Different Types of Steel
Steel is a composite material composed of iron and carbon. It can contain many other elements, such as chromium, which improves its strength and fracture resistance. For example, stainless steel fabricator typically contains 11% chromium. A stainless steel is resistant to corrosion. However, its strength and fracture resistance is a function of the type of alloy it is made of.
As the name suggests, alloy steel is steel that is alloyed with a variety of elements to increase its mechanical properties. They are generally broken down into two categories: low and high alloy steels. However, there is some debate about the exact differences between the two.
Carbon steel is a type of steel that contains an amount of carbon that ranges from 0.05 percent to 2.1 percent by weight. The American Iron and Steel Institute defines carbon steel as one with a carbon content of 0.05 percent to 2.1 percent.
Stainless steel is a class of steel alloy that combines different base metals to create a material that is resistant to corrosion. The alloying elements used in the construction of stainless steel include chromium and carbon. The chromium creates a passive layer on the surface of the steel, which protects it against corroding agents. Various processes are used to increase the stainless steel's passivation, including chemical treatments. These processes clean the steel of contaminants, such as dirt, rust, or oxidation, so as to enhance the passive layer.
High-speed steel is a subset of tool steels and is often used to manufacture cutting tools.
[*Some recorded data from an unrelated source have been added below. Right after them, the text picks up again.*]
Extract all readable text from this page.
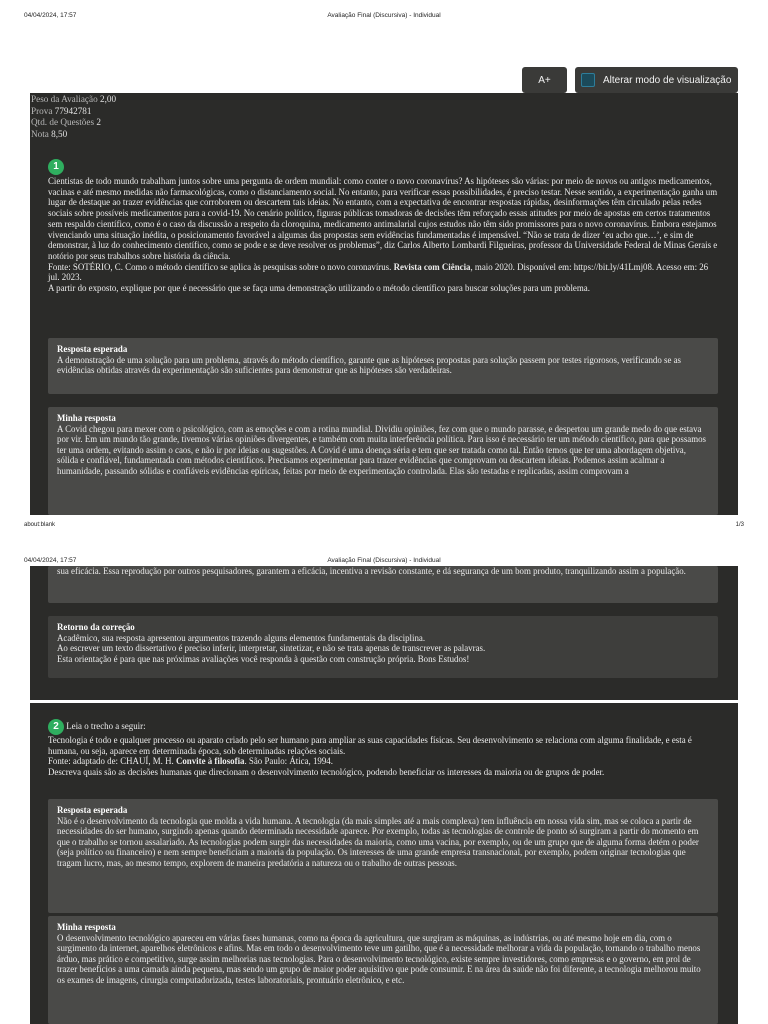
04/04/2024, 17:57	Avaliação Final (Discursiva) - Individual
A+	Alterar modo de visualização
Peso da Avaliação 2,00
Prova 77942781
Qtd. de Questões 2
Nota 8,50
1
Cientistas de todo mundo trabalham juntos sobre uma pergunta de ordem mundial: como conter o novo coronavírus? As hipóteses são várias: por meio de novos ou antigos medicamentos, vacinas e até mesmo medidas não farmacológicas, como o distanciamento social. No entanto, para verificar essas possibilidades, é preciso testar. Nesse sentido, a experimentação ganha um lugar de destaque ao trazer evidências que corroborem ou descartem tais ideias. No entanto, com a expectativa de encontrar respostas rápidas, desinformações têm circulado pelas redes sociais sobre possíveis medicamentos para a covid-19. No cenário político, figuras públicas tomadoras de decisões têm reforçado essas atitudes por meio de apostas em certos tratamentos sem respaldo científico, como é o caso da discussão a respeito da cloroquina, medicamento antimalarial cujos estudos não têm sido promissores para o novo coronavírus. Embora estejamos vivenciando uma situação inédita, o posicionamento favorável a algumas das propostas sem evidências fundamentadas é impensável. “Não se trata de dizer ‘eu acho que…’, e sim de demonstrar, à luz do conhecimento científico, como se pode e se deve resolver os problemas”, diz Carlos Alberto Lombardi Filgueiras, professor da Universidade Federal de Minas Gerais e notório por seus trabalhos sobre história da ciência.
Fonte: SOTÉRIO, C. Como o método científico se aplica às pesquisas sobre o novo coronavírus. Revista com Ciência, maio 2020. Disponível em: https://bit.ly/41Lmj08. Acesso em: 26 jul. 2023.
A partir do exposto, explique por que é necessário que se faça uma demonstração utilizando o método científico para buscar soluções para um problema.
Resposta esperada
A demonstração de uma solução para um problema, através do método científico, garante que as hipóteses propostas para solução passem por testes rigorosos, verificando se as evidências obtidas através da experimentação são suficientes para demonstrar que as hipóteses são verdadeiras.
Minha resposta
A Covid chegou para mexer com o psicológico, com as emoções e com a rotina mundial. Dividiu opiniões, fez com que o mundo parasse, e despertou um grande medo do que estava por vir. Em um mundo tão grande, tivemos várias opiniões divergentes, e também com muita interferência política. Para isso é necessário ter um método científico, para que possamos ter uma ordem, evitando assim o caos, e não ir por ideias ou sugestões. A Covid é uma doença séria e tem que ser tratada como tal. Então temos que ter uma abordagem objetiva, sólida e confiável, fundamentada com métodos científicos. Precisamos experimentar para trazer evidências que comprovam ou descartem ideias. Podemos assim acalmar a humanidade, passando sólidas e confiáveis evidências epíricas, feitas por meio de experimentação controlada. Elas são testadas e replicadas, assim comprovam a
about:blank	1/3
04/04/2024, 17:57	Avaliação Final (Discursiva) - Individual
sua eficácia. Essa reprodução por outros pesquisadores, garantem a eficácia, incentiva a revisão constante, e dá segurança de um bom produto, tranquilizando assim a população.
Retorno da correção
Acadêmico, sua resposta apresentou argumentos trazendo alguns elementos fundamentais da disciplina.
Ao escrever um texto dissertativo é preciso inferir, interpretar, sintetizar, e não se trata apenas de transcrever as palavras.
Esta orientação é para que nas próximas avaliações você responda à questão com construção própria. Bons Estudos!
2 Leia o trecho a seguir:
Tecnologia é todo e qualquer processo ou aparato criado pelo ser humano para ampliar as suas capacidades físicas. Seu desenvolvimento se relaciona com alguma finalidade, e esta é humana, ou seja, aparece em determinada época, sob determinadas relações sociais.
Fonte: adaptado de: CHAUÍ, M. H. Convite à filosofia. São Paulo: Ática, 1994.
Descreva quais são as decisões humanas que direcionam o desenvolvimento tecnológico, podendo beneficiar os interesses da maioria ou de grupos de poder.
Resposta esperada
Não é o desenvolvimento da tecnologia que molda a vida humana. A tecnologia (da mais simples até a mais complexa) tem influência em nossa vida sim, mas se coloca a partir de necessidades do ser humano, surgindo apenas quando determinada necessidade aparece. Por exemplo, todas as tecnologias de controle de ponto só surgiram a partir do momento em que o trabalho se tornou assalariado. As tecnologias podem surgir das necessidades da maioria, como uma vacina, por exemplo, ou de um grupo que de alguma forma detém o poder (seja político ou financeiro) e nem sempre beneficiam a maioria da população. Os interesses de uma grande empresa transnacional, por exemplo, podem originar tecnologias que tragam lucro, mas, ao mesmo tempo, explorem de maneira predatória a natureza ou o trabalho de outras pessoas.
Minha resposta
O desenvolvimento tecnológico apareceu em várias fases humanas, como na época da agricultura, que surgiram as máquinas, as indústrias, ou até mesmo hoje em dia, com o surgimento da internet, aparelhos eletrônicos e afins. Mas em todo o desenvolvimento teve um gatilho, que é a necessidade melhorar a vida da população, tornando o trabalho menos árduo, mas prático e competitivo, surge assim melhorias nas tecnologias. Para o desenvolvimento tecnológico, existe sempre investidores, como empresas e o governo, em prol de trazer benefícios a uma camada ainda pequena, mas sendo um grupo de maior poder aquisitivo que pode consumir. E na área da saúde não foi diferente, a tecnologia melhorou muito os exames de imagens, cirurgia computadorizada, testes laboratoriais, prontuário eletrônico, e etc.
It is highly suited for machining operations, allowing for faster cutting speeds and greater precision.
Tool steels are different types of carbon and alloy steels that are particularly useful for making tools, hand tools, and knives. They can also be used in the manufacture of dies.
Austenitic steels are ductile and exhibit high tensile strength at low temperatures. Because of these properties, austenitic steels are ideal for many applications, including aerospace, automotive, and chemical alloys.
Duplex steels are a family of stainless steels. These steels contain two phases: austenite and ferrite, in roughly equal proportions. This property makes them particularly strong.
Molybdenum has two distinct effects on the mechanical properties of steel. Firstly, it increases the Charpy impact energy by 0.08 wt%. In addition, it increases the transition temperature from the plate to the sheave morphology. Secondly, it causes a greater degree of bainite formation, which allows it to absorb a greater amount of impact energy.
Manganese is a key ingredient in steel. It improves the strength and ductility of the material and has self-hardening properties. It is capable of achieving 3 times the surface hardness during impact, without increasing brittleness. The presence of manganese is also beneficial for the conversion of iron into steel. It also helps to remove sulfur and oxygen from the iron ore.
Vanadium is an important element in the manufacturing of steel. Its addition makes steel harder and resists oxidation, corrosion, and abrasion. This element is used in many different steel alloys.